Drama allows us to communicate with and better understand others. It helps us to live and work in a world that is increasingly team-orientated. The benefits of drama are physical, emotional and social, as it develops personal qualities such as confidence, imagination, empathy and co-operation.
How we organise learning
During key stage 3, students study drama as part of a performing arts rotation. They develop skills in drama and performance, as well as preparing for elements of key stage 4 work such as lighting and stage management.
Drama in key stage 3
The aim of key stage 3 drama is to develop students’ awareness of the basic elements of creating, performing and evaluating in preparation for key stage 4. This is done mainly through practical work, using a variety of stimulus themes including anti-bullying, disasters of the world and evacuation.

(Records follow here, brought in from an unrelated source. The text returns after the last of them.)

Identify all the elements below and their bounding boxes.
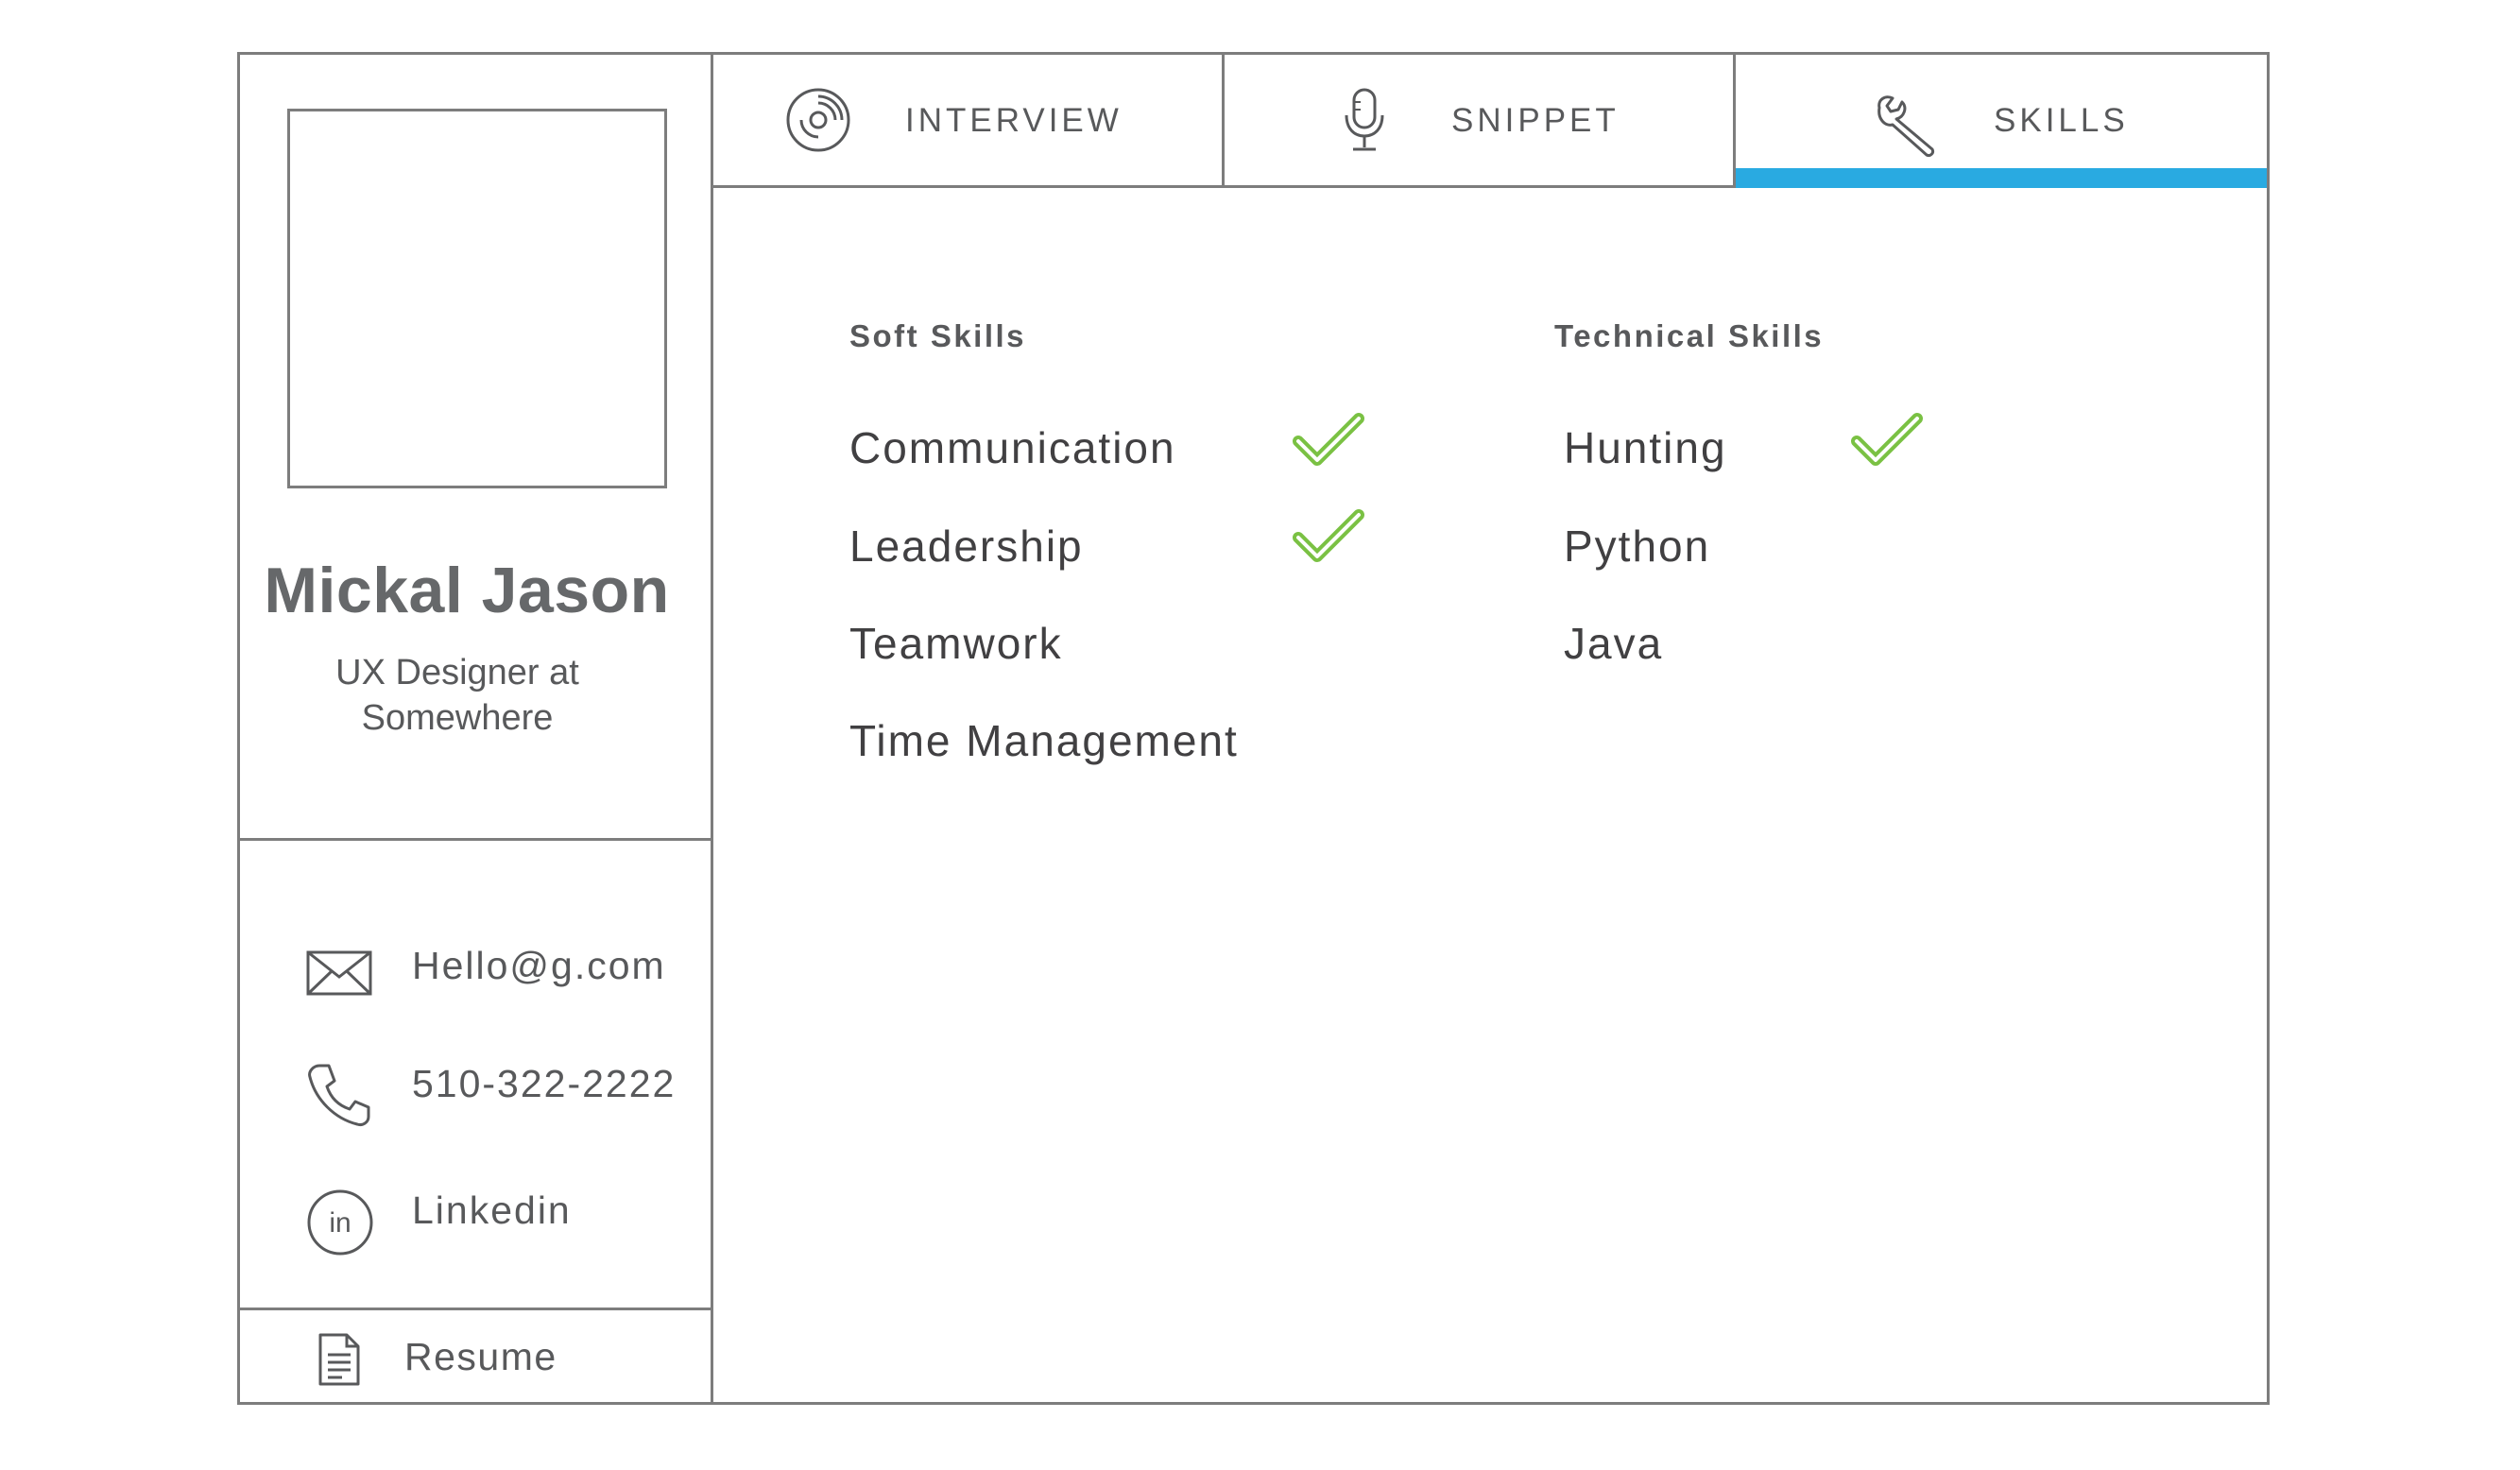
tab-active-indicator bbox=[1736, 168, 2267, 188]
soft-skills-heading: Soft Skills bbox=[849, 318, 1027, 353]
skill-leadership: Leadership bbox=[849, 521, 1084, 571]
profile-card: Mickal Jason UX Designer at Somewhere He… bbox=[237, 52, 2270, 1405]
svg-text:in: in bbox=[329, 1207, 351, 1239]
contact-linkedin[interactable]: in Linkedin bbox=[240, 1188, 711, 1273]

Students:
- Use a variety of skills and resources to explore ideas through drama
- Work imaginatively as individuals, in pairs and in groups
- Use props, set, lighting and make-up in their creative work
- Use scripts, texts and poetry
- Explore historical, social and cultural influences
As well as developing their performance skills and their knowledge and appreciation of the subject, drama enables students to mature into capable independent learners. Drama greatly enhances literacy skills. Reading is improved through the use of different texts, and speaking and listening skills are honed through rehearsal and performance.
In common with other subjects, students learn how to evaluate their own work and the work of others, using the appropriate subject language. They can do this, for example, by taking on the role of the director. Students often video their work to watch it back to help them to develop and improve.